Иллюминас ласково посмотрел на возмущенную волшебницу.
– Не преувеличивай. Среди магов вы – на вес золота. Нас с детства учат относиться к вам трепетно, потому что вас гораздо меньше, чем мужчин.
– Ну, да, – гневно раздувая ноздри, ответила она, – ещё бы. Мы же нужны для продолжения рода, чтобы волшебники не вымерли…
– И поэтому вы, фройляйн Реггель, присутствуете на военном совете, имея равные с мужчинами права? – перебил ту Конрад. – Мы только что выяснили: продолжить род маги могут и с людьми, так что, простите, если я покажусь грубым, но вы, скорее, реликты, с которых мы сдуваем пылинки и закрываем грудью в бою.
Женщина не сумела возразить и обиженно замолчала.
– А тебе известно, сколько твоих отпрысков осталось среди людей? – допытывался Фёдоров.
– Знаю только об одном. Я потерял их с матерью сразу после его рождения.
Иллюминас постучал костяшками пальцев по столу.
– Мы забыли о главном, господа. Если артефакт вернётся на Землю, филии должны найти его первыми. Нужно подключить всех: мужчин, женщин, подростков…
– Подростков?!
Виттельсбах вскочил.
– Рудольф, встреча с такой мощью опасна и для взрослого волшебника, а ребёнок будет обречён…
– Я не требую, сынок, чтобы они хватали предмет и бежали сюда. Просто ребята часто бывают там, куда мы – взрослые даже не додумаемся заглянуть. Они могут увидеть что-то необычное и…

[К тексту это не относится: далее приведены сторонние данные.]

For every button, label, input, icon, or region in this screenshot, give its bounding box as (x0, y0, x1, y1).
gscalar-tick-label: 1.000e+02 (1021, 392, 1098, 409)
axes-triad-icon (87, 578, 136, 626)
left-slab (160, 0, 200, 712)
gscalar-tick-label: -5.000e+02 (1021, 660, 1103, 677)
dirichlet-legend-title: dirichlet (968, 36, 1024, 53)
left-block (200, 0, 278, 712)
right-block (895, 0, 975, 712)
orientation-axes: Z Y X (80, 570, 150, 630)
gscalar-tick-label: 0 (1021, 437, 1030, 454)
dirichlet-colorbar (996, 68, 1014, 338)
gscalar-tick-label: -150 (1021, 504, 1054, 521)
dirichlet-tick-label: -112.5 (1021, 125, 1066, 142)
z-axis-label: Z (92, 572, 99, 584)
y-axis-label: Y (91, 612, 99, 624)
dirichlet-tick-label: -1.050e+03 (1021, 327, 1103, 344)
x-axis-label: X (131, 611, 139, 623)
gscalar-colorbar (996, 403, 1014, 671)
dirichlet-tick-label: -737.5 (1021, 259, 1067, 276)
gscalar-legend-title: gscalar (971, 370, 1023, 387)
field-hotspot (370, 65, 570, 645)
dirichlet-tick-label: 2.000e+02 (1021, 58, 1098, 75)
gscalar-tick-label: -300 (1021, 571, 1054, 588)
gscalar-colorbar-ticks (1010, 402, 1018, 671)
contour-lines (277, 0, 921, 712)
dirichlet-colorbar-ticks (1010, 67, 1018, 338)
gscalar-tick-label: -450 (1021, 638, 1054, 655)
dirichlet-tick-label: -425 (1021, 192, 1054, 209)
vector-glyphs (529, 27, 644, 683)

– Если бы ещё знать, как он выглядит – этот артефакт, – вздохнул Владимир.
– Увы, это нам неизвестно. Но я не думаю, что Герье стал бы прятать свое главное достояние в рваный башмак. Скорее всего, это нечто особенное, хотя, возможно, и не привлекающее внимания. Конрад, ты можешь поговорить со своими детьми, я имею в виду…
– Я боюсь за них, Рудольф. У Эммы переходный возраст, она никого не слушает, и, несмотря на все увещевания, может попытаться принести артефакт сюда. Лучше, чтобы девочка ничего не знала.
Иллюминас хмыкнул.
– И Хельмут Рогге не слишком сообразителен, так? Хорошо, предупреди хотя бы Теодориха. Он умный и ответственный мальчик и не пойдёт против воли отца.
– Хорошо.
– Что ж, задача ясна. Учтите, в «Серви ноктис» тоже знают о предсказании и, конечно, станут искать артефакт. Мы должны обнаружить магию Герье раньше тёмных, чтобы на планете не воцарился мрак.
Конрад кашлянул, привлекая к себе внимание.
– Думаю, стоит организовать внеочередной международный сбор филиев. Чем скорее мы начнём действовать, тем меньше шансов останется у сервиноктисов.
– Согласен. И прошу вас этим заняться. Собираем волшебников через неделю здесь же. Все свободны, до встречи.
Маги по одному и группами начали исчезать, а Виттельсбах с Фёдоровым вышли в коридор.
– Как складываются ваши отношения с Тео? – полюбопытствовал Владимир.
– Мальчик в детстве недополучил ласки и нередко ведёт себя несоответственно возрасту. Порой кажется, что ему не более пяти-шести лет. В остальном же всё в порядке.
– У нас говорят: «ласковый, как жеребёнок», – задумчиво изрёк русский. – И какова твоя реакция?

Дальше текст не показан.